I trained as a bookbinder in Morocco with a Abdelfetah Rahali, a quiet man who spoke Arabic alone. So I learned by watching. And after watching, I learned by doing. Eventually, to make up for what I did not understand, I read widely about bookbinding, first on the internet and then classics like Edith Diehl's Bookbinding: It's Background & Technique.
Not long ago, while working with Monique Lallier, the doyenne of North American bookbinding, I told her how important Diehl's book had been for me. She looked up and smiled. "Come."
I followed her to the hall and she stopped in front of a press made of timbers, steel and brass. It stood about seven feet tall. "That," she said, "was Edith's press." I recalled an etching in Diehl's book and indeed, it was the same press. Later she showed me a paring knife given to her by Swiss master binder Hugo Peller.
It seemed that many of the tools she owned had a lineage, a history that she was keeping alive.
The same was true in Morocco. When I first began sewing my own books at the shop with Abdelfetah, he pulled out a sewing frame from the corner. It was covered in dust. He wiped it down with a rag and handed it to me.
As I began to tie up the cord, Abdelfetah laughed and pointed at one of the uprights. Pasted onto the wood was a cut-out image from an old advertisement of a woman in a bikini. Though I spoke no Arabic, it was clear that the man who last used it often admired her while he sewed.
"He's dead now," he said, and went back to sewing.

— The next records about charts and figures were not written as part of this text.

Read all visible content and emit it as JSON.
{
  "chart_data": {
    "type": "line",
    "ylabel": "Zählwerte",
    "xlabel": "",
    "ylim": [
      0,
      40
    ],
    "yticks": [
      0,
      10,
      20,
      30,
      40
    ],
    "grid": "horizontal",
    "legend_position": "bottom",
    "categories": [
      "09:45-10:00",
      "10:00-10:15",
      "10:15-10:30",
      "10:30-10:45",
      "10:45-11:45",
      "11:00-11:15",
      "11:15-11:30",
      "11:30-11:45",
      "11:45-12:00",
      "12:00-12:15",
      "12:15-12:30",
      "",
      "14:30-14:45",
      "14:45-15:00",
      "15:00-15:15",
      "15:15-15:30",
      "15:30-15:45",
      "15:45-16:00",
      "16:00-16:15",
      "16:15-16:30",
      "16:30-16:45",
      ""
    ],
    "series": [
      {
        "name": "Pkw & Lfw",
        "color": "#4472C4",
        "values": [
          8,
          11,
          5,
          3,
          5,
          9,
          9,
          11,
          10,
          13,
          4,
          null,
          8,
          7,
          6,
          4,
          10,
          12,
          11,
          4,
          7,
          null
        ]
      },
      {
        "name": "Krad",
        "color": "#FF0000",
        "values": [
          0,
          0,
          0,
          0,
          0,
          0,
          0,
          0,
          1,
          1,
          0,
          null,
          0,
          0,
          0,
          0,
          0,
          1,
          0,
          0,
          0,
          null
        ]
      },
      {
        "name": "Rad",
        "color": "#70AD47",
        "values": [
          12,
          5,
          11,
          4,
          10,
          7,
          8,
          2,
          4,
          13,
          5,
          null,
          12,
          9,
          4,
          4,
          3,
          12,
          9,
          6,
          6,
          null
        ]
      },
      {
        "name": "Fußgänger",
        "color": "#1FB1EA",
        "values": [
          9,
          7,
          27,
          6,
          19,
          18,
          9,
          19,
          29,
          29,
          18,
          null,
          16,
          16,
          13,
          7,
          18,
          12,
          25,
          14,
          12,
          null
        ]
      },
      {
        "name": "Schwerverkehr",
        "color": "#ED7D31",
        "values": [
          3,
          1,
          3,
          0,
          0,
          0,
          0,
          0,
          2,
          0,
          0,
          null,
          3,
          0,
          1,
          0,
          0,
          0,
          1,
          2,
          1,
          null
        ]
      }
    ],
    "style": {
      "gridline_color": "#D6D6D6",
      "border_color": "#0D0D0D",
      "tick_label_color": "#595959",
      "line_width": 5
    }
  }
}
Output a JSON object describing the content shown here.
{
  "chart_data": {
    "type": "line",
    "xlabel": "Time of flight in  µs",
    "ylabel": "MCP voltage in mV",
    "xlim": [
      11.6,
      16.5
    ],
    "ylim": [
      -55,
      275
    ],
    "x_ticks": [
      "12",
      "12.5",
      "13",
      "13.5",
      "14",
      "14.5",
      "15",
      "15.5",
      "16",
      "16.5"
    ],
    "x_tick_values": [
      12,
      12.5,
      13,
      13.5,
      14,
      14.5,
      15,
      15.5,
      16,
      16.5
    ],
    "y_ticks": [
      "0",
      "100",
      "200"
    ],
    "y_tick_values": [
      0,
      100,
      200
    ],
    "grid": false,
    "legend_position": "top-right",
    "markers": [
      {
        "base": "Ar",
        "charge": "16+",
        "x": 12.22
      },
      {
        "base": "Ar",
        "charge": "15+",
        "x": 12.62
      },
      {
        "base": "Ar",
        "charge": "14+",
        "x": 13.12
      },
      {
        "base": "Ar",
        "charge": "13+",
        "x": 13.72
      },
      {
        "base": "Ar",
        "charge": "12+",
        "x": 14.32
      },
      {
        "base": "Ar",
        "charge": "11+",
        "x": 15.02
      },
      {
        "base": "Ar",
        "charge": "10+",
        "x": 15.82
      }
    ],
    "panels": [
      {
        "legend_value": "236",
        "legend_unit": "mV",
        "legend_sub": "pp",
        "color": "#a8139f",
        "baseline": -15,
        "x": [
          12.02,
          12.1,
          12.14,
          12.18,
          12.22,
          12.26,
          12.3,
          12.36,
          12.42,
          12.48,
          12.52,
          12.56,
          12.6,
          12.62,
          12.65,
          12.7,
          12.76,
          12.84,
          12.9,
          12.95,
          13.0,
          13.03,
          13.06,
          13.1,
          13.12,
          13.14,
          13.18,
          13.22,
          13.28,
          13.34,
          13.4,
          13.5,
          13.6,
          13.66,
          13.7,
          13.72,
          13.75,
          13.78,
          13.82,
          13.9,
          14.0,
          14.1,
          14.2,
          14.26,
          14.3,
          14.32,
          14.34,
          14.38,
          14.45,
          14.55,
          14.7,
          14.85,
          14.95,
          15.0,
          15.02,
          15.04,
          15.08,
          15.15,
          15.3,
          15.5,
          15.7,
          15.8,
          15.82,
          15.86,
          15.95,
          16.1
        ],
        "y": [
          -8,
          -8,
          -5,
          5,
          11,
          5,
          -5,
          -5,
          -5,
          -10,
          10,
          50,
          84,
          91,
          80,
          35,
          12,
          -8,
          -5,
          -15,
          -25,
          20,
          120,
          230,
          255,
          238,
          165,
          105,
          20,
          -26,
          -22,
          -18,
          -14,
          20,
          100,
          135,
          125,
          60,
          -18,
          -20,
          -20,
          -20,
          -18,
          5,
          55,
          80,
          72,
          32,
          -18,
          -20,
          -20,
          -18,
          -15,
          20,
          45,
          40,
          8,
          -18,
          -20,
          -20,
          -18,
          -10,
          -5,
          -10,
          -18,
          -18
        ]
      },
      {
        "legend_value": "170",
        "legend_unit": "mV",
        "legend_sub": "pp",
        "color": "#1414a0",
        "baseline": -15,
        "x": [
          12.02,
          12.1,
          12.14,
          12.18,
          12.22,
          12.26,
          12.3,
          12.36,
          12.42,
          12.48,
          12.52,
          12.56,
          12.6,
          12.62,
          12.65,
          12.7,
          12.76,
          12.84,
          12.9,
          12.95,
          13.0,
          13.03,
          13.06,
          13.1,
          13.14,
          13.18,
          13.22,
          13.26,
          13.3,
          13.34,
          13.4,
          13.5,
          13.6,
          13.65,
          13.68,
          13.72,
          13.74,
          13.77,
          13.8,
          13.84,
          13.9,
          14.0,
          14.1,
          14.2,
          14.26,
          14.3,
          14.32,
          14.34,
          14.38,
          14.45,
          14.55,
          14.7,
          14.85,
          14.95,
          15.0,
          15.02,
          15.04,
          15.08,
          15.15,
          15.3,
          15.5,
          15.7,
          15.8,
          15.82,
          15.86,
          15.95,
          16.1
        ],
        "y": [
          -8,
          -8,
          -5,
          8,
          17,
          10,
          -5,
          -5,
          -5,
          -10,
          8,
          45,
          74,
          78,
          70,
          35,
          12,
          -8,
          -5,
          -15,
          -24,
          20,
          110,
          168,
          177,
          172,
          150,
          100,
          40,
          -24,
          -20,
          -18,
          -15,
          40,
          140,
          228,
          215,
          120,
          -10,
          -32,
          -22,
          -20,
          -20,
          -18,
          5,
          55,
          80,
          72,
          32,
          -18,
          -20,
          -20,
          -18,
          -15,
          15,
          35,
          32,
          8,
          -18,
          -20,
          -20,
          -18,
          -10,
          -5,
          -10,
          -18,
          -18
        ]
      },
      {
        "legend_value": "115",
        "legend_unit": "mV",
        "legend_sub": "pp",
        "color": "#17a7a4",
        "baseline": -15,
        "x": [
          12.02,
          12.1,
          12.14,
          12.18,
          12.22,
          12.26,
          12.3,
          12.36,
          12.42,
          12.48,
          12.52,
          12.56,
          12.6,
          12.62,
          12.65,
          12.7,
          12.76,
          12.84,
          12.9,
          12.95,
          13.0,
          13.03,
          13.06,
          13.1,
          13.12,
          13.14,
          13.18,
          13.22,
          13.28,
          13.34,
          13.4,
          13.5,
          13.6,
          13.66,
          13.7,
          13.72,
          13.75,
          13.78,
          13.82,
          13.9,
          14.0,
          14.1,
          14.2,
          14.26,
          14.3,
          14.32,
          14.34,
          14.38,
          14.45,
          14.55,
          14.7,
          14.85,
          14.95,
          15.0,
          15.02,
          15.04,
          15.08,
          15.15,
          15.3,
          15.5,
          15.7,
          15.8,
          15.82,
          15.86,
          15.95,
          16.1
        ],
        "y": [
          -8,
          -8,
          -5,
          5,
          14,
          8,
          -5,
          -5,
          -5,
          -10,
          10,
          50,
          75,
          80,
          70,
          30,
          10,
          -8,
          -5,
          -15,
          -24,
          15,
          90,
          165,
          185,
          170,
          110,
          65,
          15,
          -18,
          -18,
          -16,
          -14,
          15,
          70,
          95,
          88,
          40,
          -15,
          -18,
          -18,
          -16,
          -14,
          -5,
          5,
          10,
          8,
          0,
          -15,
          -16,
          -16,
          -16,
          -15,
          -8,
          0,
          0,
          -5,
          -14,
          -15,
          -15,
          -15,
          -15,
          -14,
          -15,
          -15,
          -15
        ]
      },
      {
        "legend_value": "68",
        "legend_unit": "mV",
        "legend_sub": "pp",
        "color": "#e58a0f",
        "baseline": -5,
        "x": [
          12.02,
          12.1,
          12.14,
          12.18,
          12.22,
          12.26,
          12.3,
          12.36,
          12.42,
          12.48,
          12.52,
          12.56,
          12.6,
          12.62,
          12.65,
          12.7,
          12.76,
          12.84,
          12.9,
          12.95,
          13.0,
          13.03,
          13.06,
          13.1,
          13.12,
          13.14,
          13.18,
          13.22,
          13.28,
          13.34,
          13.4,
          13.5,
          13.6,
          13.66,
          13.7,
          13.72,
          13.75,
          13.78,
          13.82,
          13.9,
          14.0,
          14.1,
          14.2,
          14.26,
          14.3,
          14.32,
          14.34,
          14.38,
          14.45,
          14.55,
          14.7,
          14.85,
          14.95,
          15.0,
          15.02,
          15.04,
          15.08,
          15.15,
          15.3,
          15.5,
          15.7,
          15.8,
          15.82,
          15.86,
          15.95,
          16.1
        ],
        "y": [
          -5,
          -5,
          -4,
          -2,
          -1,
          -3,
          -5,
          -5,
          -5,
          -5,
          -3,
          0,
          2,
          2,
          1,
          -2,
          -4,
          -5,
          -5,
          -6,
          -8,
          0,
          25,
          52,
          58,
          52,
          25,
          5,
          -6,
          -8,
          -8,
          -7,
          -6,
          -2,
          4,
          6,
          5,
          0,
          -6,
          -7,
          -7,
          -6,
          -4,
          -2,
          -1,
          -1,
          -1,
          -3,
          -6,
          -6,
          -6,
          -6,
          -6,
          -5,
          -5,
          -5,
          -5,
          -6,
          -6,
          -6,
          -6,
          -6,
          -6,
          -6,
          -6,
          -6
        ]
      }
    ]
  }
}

Other tools suggested an even darker history. Behind my station was an enormous German Kraus guillotine. It probably weighed as much as two Volkswagons. A large wheel operated a set of gears that dropped an enormous blade in a controlled fall that we used to slice through five inch thick books like butter. I shuddered whenever I thought of what it could do to an arm, never mind a finger. This device arrived in the shop from the Netherlands shortly after WWII. Many bookbinders died in the war and a good number of binderies didn't survive either. Is that how the tool ended up in the basement of a bindery in northern Africa?
But I digress. I wanted to focus on the idea that some tools have lineage. Oddly, the computer I am typing on will be recycled within a few years, but my century-old backing press will be used by me and ultimately passed on, along with my type, my paring knives, and my pallets. Somebody else will use them to create.
Using these tools is an act of caretaking. They will eventually belong to someone else. My job is to use them as well as I am able.